Just The Basics - Strata 2013 | predicting spam emails
This was actually the easiest tabular data set I could find...
Hello! I wanted to move onto natrual language processing by next week, but I also wanted some more practice with tabular data sets. And, what better way than to use a data set that's related to natural language: emails.
This Kaggle competition ran 9 years ago and is one of the "getting started" data sets. This data set contains "100 features extracted from a corpus of emails.

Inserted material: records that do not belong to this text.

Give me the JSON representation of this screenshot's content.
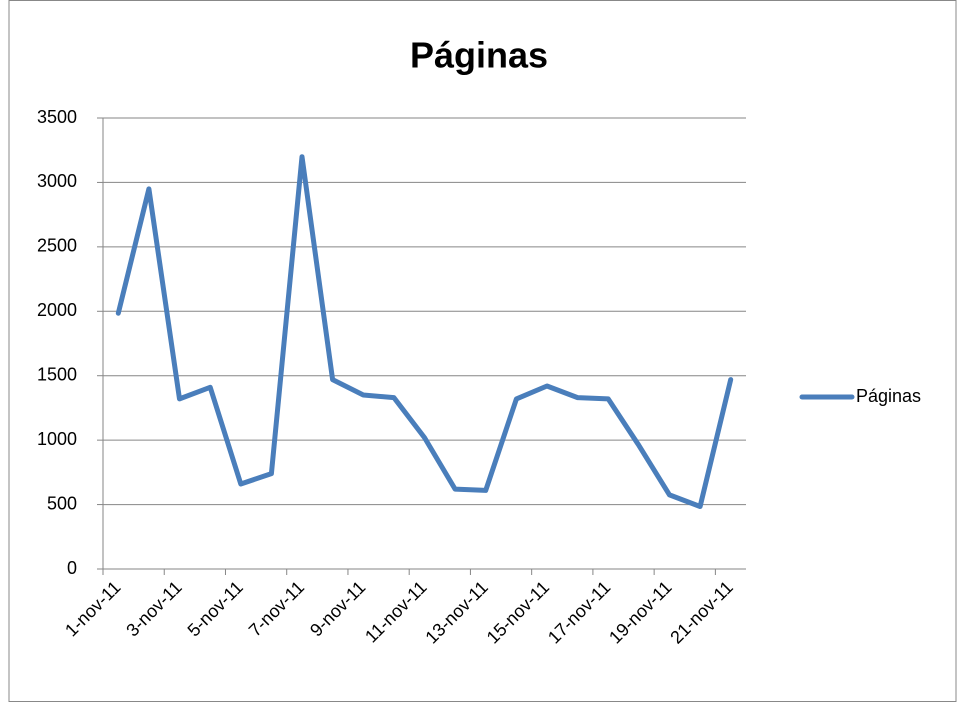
{
  "chart_data": {
    "type": "line",
    "title": "Páginas",
    "categories": [
      "1-nov-11",
      null,
      "3-nov-11",
      null,
      "5-nov-11",
      null,
      "7-nov-11",
      null,
      "9-nov-11",
      null,
      "11-nov-11",
      null,
      "13-nov-11",
      null,
      "15-nov-11",
      null,
      "17-nov-11",
      null,
      "19-nov-11",
      null,
      "21-nov-11"
    ],
    "series": [
      {
        "name": "Páginas",
        "color": "#4a7ebb",
        "values": [
          1985,
          2950,
          1320,
          1410,
          660,
          740,
          3200,
          1470,
          1350,
          1330,
          1020,
          620,
          610,
          1320,
          1420,
          1330,
          1320,
          960,
          575,
          485,
          1470
        ]
      }
    ],
    "ylim": [
      0,
      3500
    ],
    "yticks": [
      0,
      500,
      1000,
      1500,
      2000,
      2500,
      3000,
      3500
    ],
    "grid": true,
    "legend": "right"
  }
}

Some of the emails are spam and some are normal. [Our] task is to make a spam detector."
I've already downloaded the data set and we can first import them:
xs = pd.read_csv('train.csv', low_memory=False)
y = pd.read_csv('train_labels.csv', low_memory=False)
test = pd.read_csv('test.csv', low_memory=False)
Then, we'll define functions for our random forest trainer and the metric that this competition requires, which is the area under the ROC curve.
def rf(xs, y, n_estimators=40, min_samples_leaf=5, max_samples=300,
max_features=0.5):
return RandomForestRegressor(n_estimators=n_estimators,
min_samples_leaf=min_samples_leaf,
max_samples=max_samples,
max_features=max_features,
oob_score=True, n_jobs=-1).fit(xs, y)
def a_uc(preds, y):
fpr, tpr, thresholds = metrics.roc_curve(y, preds, pos_label=1)
return metrics.auc(fpr, tpr)
def m_auc(m, xs, y):
return a_uc(m.predict(xs), y)
In making our TabularPandas
, we'll merge the independent and dependent variables. But, unlike before we'll be using a randomized split since this isn't a time series.
df_merged = pd.concat((xs, y), axis=1).copy()
procs = [Categorify, FillMissing, Normalize]
cont, cat = cont_cat_split(df_merged, dep_var='0')
tp = TabularPandas(df_merged, procs, cat_names=cat, cont_names=cont, y_names='0', splits=RandomSplitter()(xs))
t_xs, v_xs, t_y, v_y = tp.train.xs, tp.valid.xs, tp.train.y, tp.valid.y
I'm not sure how to use TabularPandas
that well since there's no categorical columns in this data set, but it seems like TabularPandas
requires it. If there aren't any, then it duplicates all the columns, so we remove them here:
t_xs = t_xs.drop(tp.train.x_names[0:100], axis=1)
v_xs = v_xs.drop(tp.valid.x_names[0:100], axis=1)
Then, we train a decision tree as a baseline:
dt = DecisionTreeRegressor(min_samples_leaf=40).fit(t_xs, t_y)
m_auc(dt, t_xs, t_y), m_auc(dt, v_xs, v_y)
Surprisingly, the baseline is already at 0.912. I'm also not sure if this metric is equivalent to accuracy in terms of saying it's 91.2% accurate, so I'll just refer to it as 0.912.
Next, let's train a random forest model:
m = rf(t_xs, t_y, min_samples_leaf=10, n_estimators=120)
m_auc(m, t_xs, t_y), m_auc(m, v_xs, v_y)
And then, we'll train a neural network:
dls = tp.dataloaders(128)
Again, we're dropping the duplicated columns from TabularPandas
:
dls.train.xs = dls.train.xs.drop(columns=dls.train.x_names[0:100])
dls.valid.xs = dls.valid.xs.drop(columns=dls.valid.x_names[0:100])
learn = tabular_learner(dls, y_range=(0, 1.1), n_out=1)
lr = learn.lr_find().valley
learn.fit_one_cycle(20, lr)
preds, targs = learn.get_preds()
a_uc(preds, targs)
Finally, we ensemble the predictions from our baseline (since it's not far off from the neural network's ROC AUC), random forest model, and neural network:
rf_preds = m.predict(v_xs)
ens_preds = (to_np(preds.squeeze()) + rf_preds + dt.predict(v_xs)) / 3
a_uc(ens_preds, v_y)
From a fairly quick model with no really "complex" components added (that I would probably learn in the second part of fast.ai), we're able to come 36th in the leaderboards (which is top 75%).
Anyway, this post is just a quick recap on tabular model training using a relatively small data set. We didn't need to preprocess the data since TabularPandas
handles the missing values for us. We trained a baseline, then trained a random forest and a neural network model, then ensembled the predictions. Perhaps I could have analyzed the columns and remove some of the unimportant features. Unlike last time, there aren't any categorical columns so I didn't use the embeddings to train another random forest model.
Maybe in the future I'll revisit this data set and aim to get a higher score.